À medida que esses fragmentos da vida de Miller se desenrolam, começamos a nos perguntar como eles acabarão se unindo, e não é nenhum spoiler informar que isso não acontece. Bem não bastante. Como a própria Miller, Lee acaba sendo um monte de contradições que, embora narrativamente frustrantes, fazer faz sentido, certamente honrando o desejo de uma mulher que fez questão de “nunca prometer nada”.
Logo no início, você pode ver por que Miller não gostaria que fosse feito um filme sobre sua vida, já que, quando alguém conta a história de um fotógrafo (ou de qualquer outro tipo de contador de histórias), está apenas contando uma história sobre como as histórias são. contado. Mas o que funciona Lee é a maneira como ela transcende isso, permitindo ao seu sujeito uma vida interior incognoscível que, ao que parece, até mesmo seu próprio filho pode apenas adivinhar, mas não pode acessar. Em um papel que pode ser considerado muito sutil ou não agradável o suficiente para a temporada de premiações, Kate Winslet realmente acerta esse aspecto superimportante do personagem: Miller recusou-se a ser analisado ou interpretado; isto vindo de uma mulher que encenou uma foto sua tomando banho na banheira do Führer no dia de seu suicídio – a palavra “provocativa”… Bem, aqui entra em combustão.

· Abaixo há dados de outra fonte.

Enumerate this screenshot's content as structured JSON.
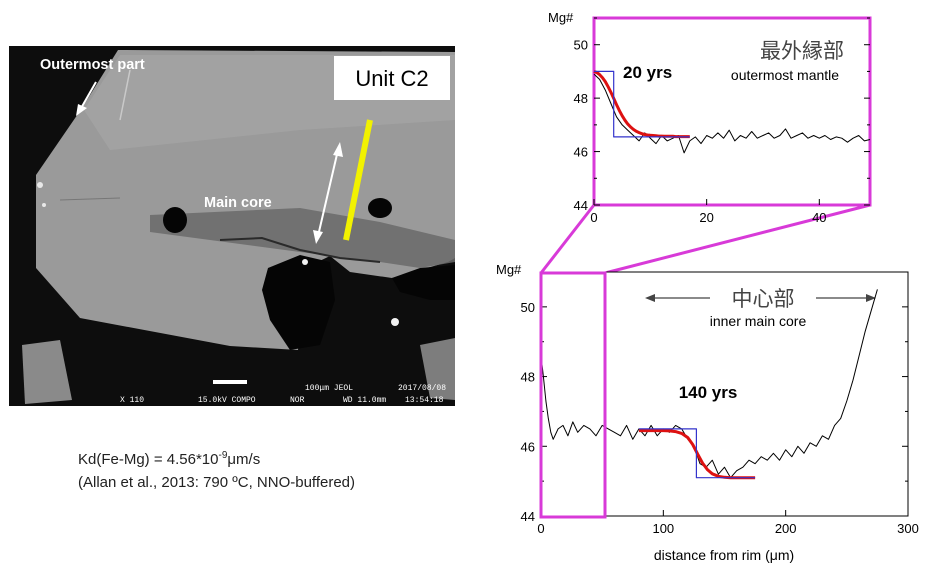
{
  "sem": {
    "unit_label": "Unit C2",
    "outermost_label": "Outermost part",
    "main_core_label": "Main core",
    "footer": {
      "magnification": "X 110",
      "voltage_mode": "15.0kV COMPO",
      "mode": "NOR",
      "scale": "100μm JEOL",
      "working_distance": "WD 11.0mm",
      "date": "2017/08/08",
      "time": "13:54:18"
    }
  },
  "kd": {
    "line1_prefix": "Kd(Fe-Mg) = 4.56*10",
    "line1_exp": "-9",
    "line1_suffix": "μm/s",
    "line2": "(Allan et al., 2013: 790 ºC, NNO-buffered)"
  },
  "chart_data": [
    {
      "id": "top",
      "type": "line",
      "ylabel": "Mg#",
      "xlim": [
        0,
        49
      ],
      "ylim": [
        44,
        51
      ],
      "xticks": [
        0,
        20,
        40
      ],
      "xtick_labels": [
        "0",
        "20",
        "40"
      ],
      "yticks": [
        44,
        46,
        48,
        50
      ],
      "title_jp": "最外縁部",
      "title_en": "outermost mantle",
      "annotation": "20 yrs",
      "series": [
        {
          "role": "measured",
          "color": "#000000",
          "x": [
            0,
            1,
            2,
            3,
            4,
            5,
            6,
            7,
            8,
            9,
            10,
            11,
            12,
            13,
            14,
            15,
            16,
            17,
            18,
            19,
            20,
            21,
            22,
            23,
            24,
            25,
            26,
            27,
            28,
            29,
            30,
            31,
            32,
            33,
            34,
            35,
            36,
            37,
            38,
            39,
            40,
            41,
            42,
            43,
            44,
            45,
            46,
            47,
            48,
            49
          ],
          "y": [
            48.9,
            48.7,
            48.3,
            47.8,
            47.3,
            47.0,
            46.8,
            46.6,
            46.4,
            46.7,
            46.5,
            46.3,
            46.6,
            46.4,
            46.5,
            46.6,
            45.95,
            46.4,
            46.55,
            46.3,
            46.6,
            46.5,
            46.7,
            46.5,
            46.8,
            46.4,
            46.6,
            46.5,
            46.75,
            46.5,
            46.6,
            46.7,
            46.5,
            46.6,
            46.85,
            46.5,
            46.6,
            46.7,
            46.5,
            46.6,
            46.5,
            46.6,
            46.45,
            46.55,
            46.5,
            46.35,
            46.5,
            46.6,
            46.4,
            46.45
          ]
        },
        {
          "role": "model",
          "color": "#dd1111",
          "x": [
            0,
            0.5,
            1,
            1.5,
            2,
            2.5,
            3,
            3.5,
            4,
            4.5,
            5,
            5.5,
            6,
            6.5,
            7,
            7.5,
            8,
            8.5,
            9,
            9.5,
            10,
            10.5,
            11,
            11.5,
            12,
            12.5,
            13,
            13.5,
            14,
            14.5,
            15,
            15.5,
            16,
            16.5,
            17
          ],
          "y": [
            49.0,
            48.96,
            48.88,
            48.77,
            48.62,
            48.43,
            48.22,
            47.99,
            47.76,
            47.54,
            47.34,
            47.17,
            47.03,
            46.92,
            46.83,
            46.76,
            46.71,
            46.67,
            46.64,
            46.62,
            46.61,
            46.6,
            46.59,
            46.58,
            46.58,
            46.57,
            46.57,
            46.57,
            46.57,
            46.56,
            46.56,
            46.56,
            46.56,
            46.56,
            46.56
          ]
        },
        {
          "role": "initial",
          "color": "#3333cc",
          "x": [
            0,
            3.5,
            3.5,
            17
          ],
          "y": [
            49.0,
            49.0,
            46.55,
            46.55
          ]
        }
      ]
    },
    {
      "id": "bottom",
      "type": "line",
      "ylabel": "Mg#",
      "xlabel": "distance from rim (μm)",
      "xlim": [
        0,
        300
      ],
      "ylim": [
        44,
        51
      ],
      "xticks": [
        0,
        100,
        200,
        300
      ],
      "xtick_labels": [
        "0",
        "100",
        "200",
        "300"
      ],
      "yticks": [
        44,
        46,
        48,
        50
      ],
      "title_jp": "中心部",
      "title_en": "inner main core",
      "annotation": "140 yrs",
      "series": [
        {
          "role": "measured",
          "color": "#000000",
          "x": [
            0,
            2,
            4,
            6,
            8,
            10,
            14,
            18,
            22,
            26,
            30,
            35,
            40,
            45,
            50,
            55,
            60,
            65,
            70,
            75,
            80,
            85,
            90,
            95,
            100,
            105,
            110,
            115,
            120,
            125,
            130,
            135,
            140,
            145,
            150,
            155,
            160,
            165,
            170,
            175,
            180,
            185,
            190,
            195,
            200,
            205,
            210,
            215,
            220,
            225,
            230,
            235,
            240,
            245,
            250,
            255,
            260,
            265,
            270,
            275
          ],
          "y": [
            48.6,
            48.0,
            47.3,
            46.8,
            46.4,
            46.2,
            46.5,
            46.6,
            46.3,
            46.7,
            46.4,
            46.6,
            46.5,
            46.3,
            46.6,
            46.5,
            46.4,
            46.3,
            46.6,
            46.2,
            46.5,
            46.3,
            46.6,
            46.3,
            46.5,
            46.4,
            46.6,
            46.5,
            46.2,
            46.0,
            45.5,
            45.4,
            45.6,
            45.2,
            45.4,
            45.1,
            45.3,
            45.4,
            45.6,
            45.5,
            45.7,
            45.6,
            45.8,
            45.6,
            45.9,
            45.7,
            46.0,
            45.8,
            46.1,
            46.0,
            46.3,
            46.2,
            46.6,
            46.8,
            47.3,
            47.9,
            48.6,
            49.3,
            49.9,
            50.5
          ]
        },
        {
          "role": "model",
          "color": "#dd1111",
          "x": [
            80,
            90,
            100,
            105,
            110,
            115,
            120,
            124,
            128,
            132,
            136,
            140,
            145,
            150,
            155,
            160,
            165,
            170,
            175
          ],
          "y": [
            46.45,
            46.45,
            46.45,
            46.44,
            46.42,
            46.37,
            46.25,
            46.05,
            45.78,
            45.52,
            45.33,
            45.21,
            45.14,
            45.11,
            45.1,
            45.1,
            45.1,
            45.1,
            45.1
          ]
        },
        {
          "role": "initial",
          "color": "#3333cc",
          "x": [
            80,
            127,
            127,
            175
          ],
          "y": [
            46.5,
            46.5,
            45.1,
            45.1
          ]
        }
      ]
    }
  ]
}
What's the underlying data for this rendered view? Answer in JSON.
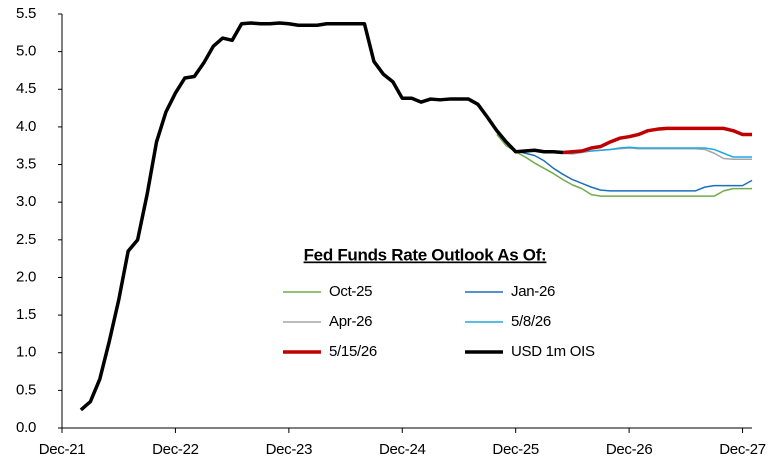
{
  "chart_data": {
    "type": "line",
    "legend_title": "Fed Funds Rate Outlook As Of:",
    "x": [
      "2022-02",
      "2022-03",
      "2022-04",
      "2022-05",
      "2022-06",
      "2022-07",
      "2022-08",
      "2022-09",
      "2022-10",
      "2022-11",
      "2022-12",
      "2023-01",
      "2023-02",
      "2023-03",
      "2023-04",
      "2023-05",
      "2023-06",
      "2023-07",
      "2023-08",
      "2023-09",
      "2023-10",
      "2023-11",
      "2023-12",
      "2024-01",
      "2024-02",
      "2024-03",
      "2024-04",
      "2024-05",
      "2024-06",
      "2024-07",
      "2024-08",
      "2024-09",
      "2024-10",
      "2024-11",
      "2024-12",
      "2025-01",
      "2025-02",
      "2025-03",
      "2025-04",
      "2025-05",
      "2025-06",
      "2025-07",
      "2025-08",
      "2025-09",
      "2025-10",
      "2025-11",
      "2025-12",
      "2026-01",
      "2026-02",
      "2026-03",
      "2026-04",
      "2026-05",
      "2026-06",
      "2026-07",
      "2026-08",
      "2026-09",
      "2026-10",
      "2026-11",
      "2026-12",
      "2027-01",
      "2027-02",
      "2027-03",
      "2027-04",
      "2027-05",
      "2027-06",
      "2027-07",
      "2027-08",
      "2027-09",
      "2027-10",
      "2027-11",
      "2027-12",
      "2028-01"
    ],
    "xlim": [
      "2021-12",
      "2028-01"
    ],
    "xticks": [
      {
        "value": "2021-12",
        "label": "Dec-21"
      },
      {
        "value": "2022-12",
        "label": "Dec-22"
      },
      {
        "value": "2023-12",
        "label": "Dec-23"
      },
      {
        "value": "2024-12",
        "label": "Dec-24"
      },
      {
        "value": "2025-12",
        "label": "Dec-25"
      },
      {
        "value": "2026-12",
        "label": "Dec-26"
      },
      {
        "value": "2027-12",
        "label": "Dec-27"
      }
    ],
    "ylim": [
      0,
      5.5
    ],
    "yticks": [
      {
        "value": 0,
        "label": "0.0"
      },
      0.5,
      {
        "value": 1,
        "label": "1.0"
      },
      1.5,
      {
        "value": 2,
        "label": "2.0"
      },
      2.5,
      {
        "value": 3,
        "label": "3.0"
      },
      3.5,
      {
        "value": 4,
        "label": "4.0"
      },
      4.5,
      {
        "value": 5,
        "label": "5.0"
      },
      5.5
    ],
    "grid": false,
    "series": [
      {
        "name": "Oct-25",
        "color": "#70ad47",
        "width": 1.5,
        "values": [
          null,
          null,
          null,
          null,
          null,
          null,
          null,
          null,
          null,
          null,
          null,
          null,
          null,
          null,
          null,
          null,
          null,
          null,
          null,
          null,
          null,
          null,
          null,
          null,
          null,
          null,
          null,
          null,
          null,
          null,
          null,
          null,
          null,
          null,
          null,
          null,
          null,
          null,
          null,
          null,
          null,
          null,
          null,
          null,
          3.9,
          3.75,
          3.67,
          3.6,
          3.52,
          3.45,
          3.38,
          3.3,
          3.23,
          3.18,
          3.1,
          3.08,
          3.08,
          3.08,
          3.08,
          3.08,
          3.08,
          3.08,
          3.08,
          3.08,
          3.08,
          3.08,
          3.08,
          3.08,
          3.15,
          3.18,
          3.18,
          3.18
        ]
      },
      {
        "name": "Jan-26",
        "color": "#1f6fbf",
        "width": 1.5,
        "values": [
          null,
          null,
          null,
          null,
          null,
          null,
          null,
          null,
          null,
          null,
          null,
          null,
          null,
          null,
          null,
          null,
          null,
          null,
          null,
          null,
          null,
          null,
          null,
          null,
          null,
          null,
          null,
          null,
          null,
          null,
          null,
          null,
          null,
          null,
          null,
          null,
          null,
          null,
          null,
          null,
          null,
          null,
          null,
          null,
          null,
          null,
          3.68,
          3.65,
          3.62,
          3.55,
          3.45,
          3.37,
          3.3,
          3.25,
          3.2,
          3.16,
          3.15,
          3.15,
          3.15,
          3.15,
          3.15,
          3.15,
          3.15,
          3.15,
          3.15,
          3.15,
          3.2,
          3.22,
          3.22,
          3.22,
          3.22,
          3.29
        ]
      },
      {
        "name": "Apr-26",
        "color": "#a6a6a6",
        "width": 1.5,
        "values": [
          null,
          null,
          null,
          null,
          null,
          null,
          null,
          null,
          null,
          null,
          null,
          null,
          null,
          null,
          null,
          null,
          null,
          null,
          null,
          null,
          null,
          null,
          null,
          null,
          null,
          null,
          null,
          null,
          null,
          null,
          null,
          null,
          null,
          null,
          null,
          null,
          null,
          null,
          null,
          null,
          null,
          null,
          null,
          null,
          null,
          null,
          null,
          null,
          null,
          null,
          3.67,
          3.65,
          3.64,
          3.66,
          3.68,
          3.69,
          3.7,
          3.71,
          3.72,
          3.71,
          3.71,
          3.71,
          3.71,
          3.71,
          3.71,
          3.71,
          3.7,
          3.65,
          3.58,
          3.57,
          3.57,
          3.57
        ]
      },
      {
        "name": "5/8/26",
        "color": "#1fa8e0",
        "width": 1.5,
        "values": [
          null,
          null,
          null,
          null,
          null,
          null,
          null,
          null,
          null,
          null,
          null,
          null,
          null,
          null,
          null,
          null,
          null,
          null,
          null,
          null,
          null,
          null,
          null,
          null,
          null,
          null,
          null,
          null,
          null,
          null,
          null,
          null,
          null,
          null,
          null,
          null,
          null,
          null,
          null,
          null,
          null,
          null,
          null,
          null,
          null,
          null,
          null,
          null,
          null,
          null,
          null,
          3.65,
          3.65,
          3.67,
          3.68,
          3.69,
          3.7,
          3.72,
          3.73,
          3.72,
          3.72,
          3.72,
          3.72,
          3.72,
          3.72,
          3.72,
          3.72,
          3.7,
          3.65,
          3.6,
          3.6,
          3.6
        ]
      },
      {
        "name": "5/15/26",
        "color": "#c00000",
        "width": 3.5,
        "values": [
          null,
          null,
          null,
          null,
          null,
          null,
          null,
          null,
          null,
          null,
          null,
          null,
          null,
          null,
          null,
          null,
          null,
          null,
          null,
          null,
          null,
          null,
          null,
          null,
          null,
          null,
          null,
          null,
          null,
          null,
          null,
          null,
          null,
          null,
          null,
          null,
          null,
          null,
          null,
          null,
          null,
          null,
          null,
          null,
          null,
          null,
          null,
          null,
          null,
          null,
          null,
          3.66,
          3.67,
          3.68,
          3.72,
          3.74,
          3.8,
          3.85,
          3.87,
          3.9,
          3.95,
          3.97,
          3.98,
          3.98,
          3.98,
          3.98,
          3.98,
          3.98,
          3.98,
          3.95,
          3.9,
          3.9
        ]
      },
      {
        "name": "USD 1m OIS",
        "color": "#000000",
        "width": 3.5,
        "values": [
          0.24,
          0.35,
          0.65,
          1.15,
          1.7,
          2.35,
          2.5,
          3.1,
          3.8,
          4.2,
          4.45,
          4.65,
          4.67,
          4.85,
          5.07,
          5.18,
          5.15,
          5.37,
          5.38,
          5.37,
          5.37,
          5.38,
          5.37,
          5.35,
          5.35,
          5.35,
          5.37,
          5.37,
          5.37,
          5.37,
          5.37,
          4.87,
          4.7,
          4.6,
          4.38,
          4.38,
          4.33,
          4.37,
          4.36,
          4.37,
          4.37,
          4.37,
          4.3,
          4.13,
          3.95,
          3.8,
          3.67,
          3.68,
          3.69,
          3.67,
          3.67,
          3.66,
          null,
          null,
          null,
          null,
          null,
          null,
          null,
          null,
          null,
          null,
          null,
          null,
          null,
          null,
          null,
          null,
          null,
          null,
          null,
          null
        ]
      }
    ]
  }
}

Para muitos, Lee será visto como um veículo para Winslet, e eles não ficarão desapontados com sua atuação, que, sem querer azarar o futuro deste ator multi-guirlandado, certamente será registrada como uma das melhores. Eles podem, no entanto, ter algumas questões a escolher com um filme que reflete plenamente tanto o otimismo do sujeito quanto seus muitos paradoxos. “Eu nasci determinada”, ela diz a certa altura. O que é muito, muito verdadeiro para uma mulher que foi para a guerra mesmo depois de ser lembrada – ou ela pensou que estava sendo “intimada” e ficou ofendida? – que ela nem falava francês.